А что касается второго мужчины… Если один мёртв, то другой жив-здоров и, безусловно, зол. Аделина нерешительно взяла карты, расположилась за столом и, медленно перетесав колоду, принялась раскладывать арканов рубашкой вверх. Санторо боялась спрашивать у Реборна о Занзасе. Репетитор лишь сообщил, что официально её похоронили, так было нужно для плана Савады. И Вария по долгу семьи присутствовала. Хотела бы она взглянуть на эту трагикомедию, Занзас небось и на её могилу не преминул плюнуть, не забыв проклясть.
Она улыбнулась собственным мыслям. Чёрт возьми, а ведь Реборн, возможно, прав, и отчасти она делает это ради Занзаса. Чтобы встретиться с ним вновь… и не умереть. Потому что понимала, что за такие косяки она не отделается одним страхом.
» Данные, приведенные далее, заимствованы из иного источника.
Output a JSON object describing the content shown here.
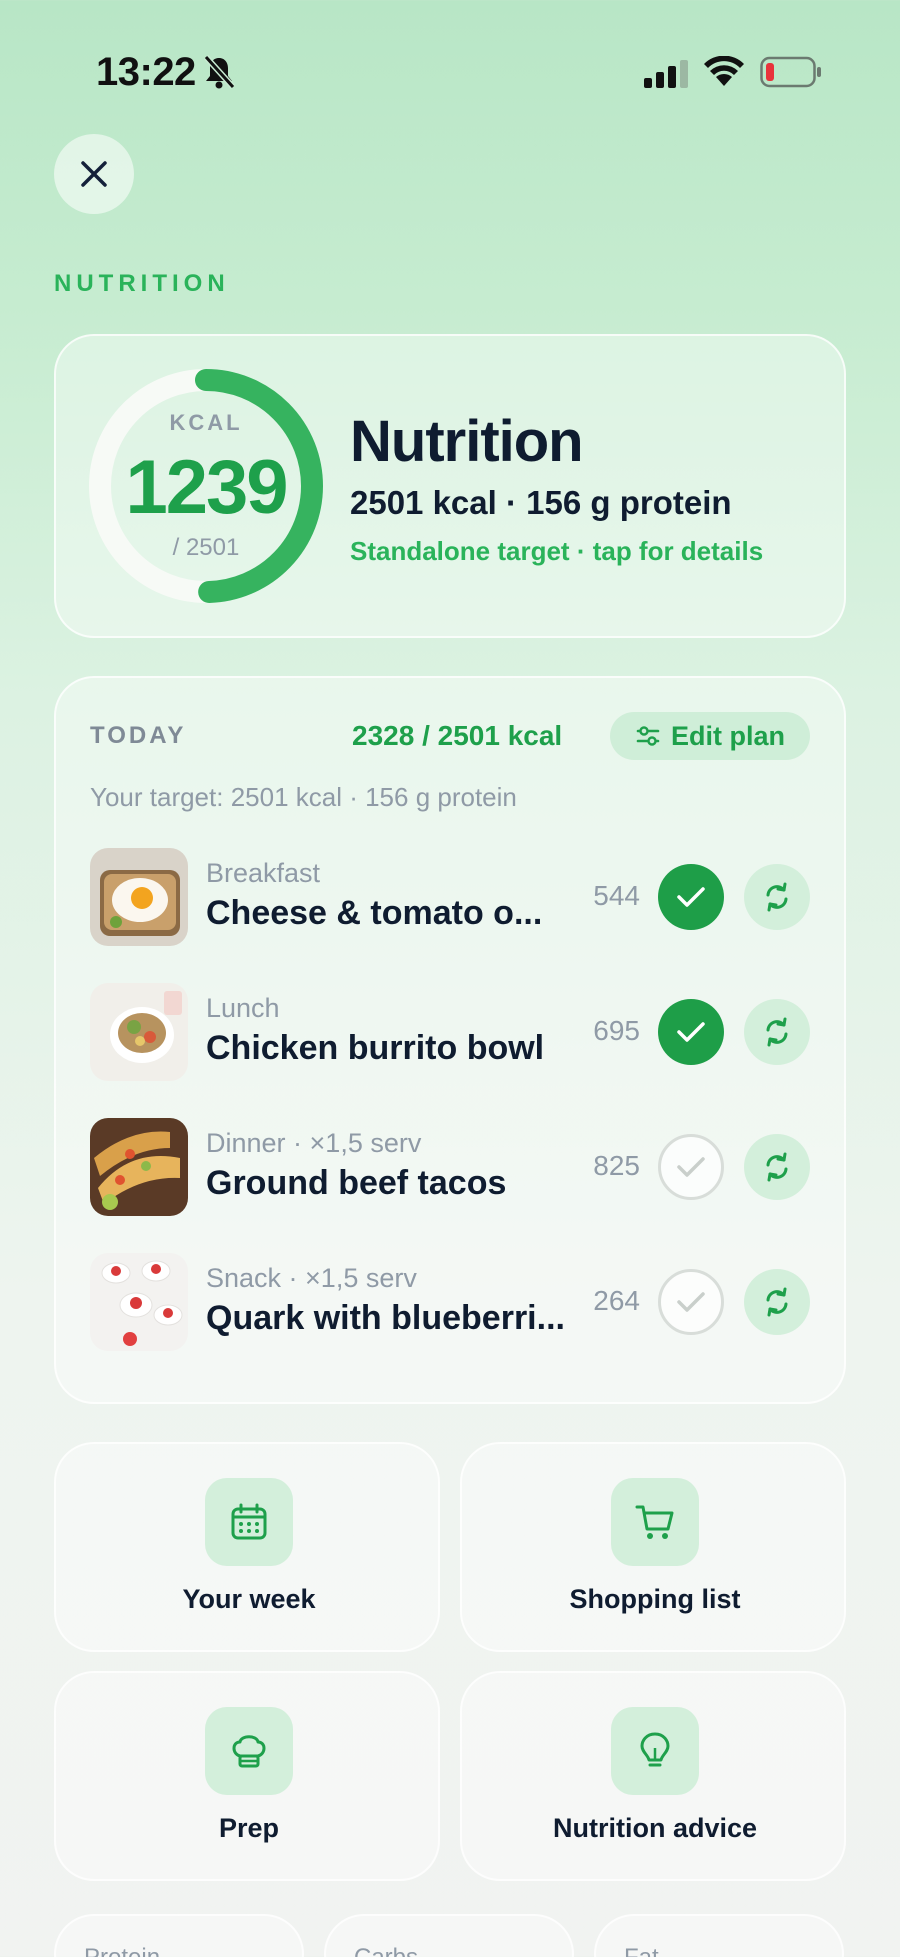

В голове до сих пор не укладывалось: дважды он спас её из рук смерти, а она плюнула в протянутую руку помощи, потому что ни черта не понимала. Если в первый раз он спас её, как она думала, для Вонголы из-за наследия. То вытаскивать её из горящего особняка ему не было никакого резона. Если только…
Санторо захохотала в голос. Вот ещё, любит её? Земля и небо должны поменяться местами, чтобы босс Варии кого-то полюбил. Даже она. Может ли она сказать, что любит его? Всё это время её обуревала страсть. Слепая и глухая страсть, всплеск эмоций, вихрь чувств, о которых она могла читать лишь в книгах, да слушать из рассказов.
Она была грёбаным сердечным импотентом, не получившая любви и ласки, не знающая, как её принимать от других и как дарить самой. Она никогда ни в кого не была влюблена. Пропустила первую влюблённость в школе, первую любовь, поцелуй, свидание.
Когда отец умер, больше никто не контролировал каждый вздох, и она попыталась понять «женское счастье», да так и не поняла, ничего не чувствуя к окружающим.
Занзас оказался первым, кто разбудил её ото сна, в котором она была лишь зрителем происходящего.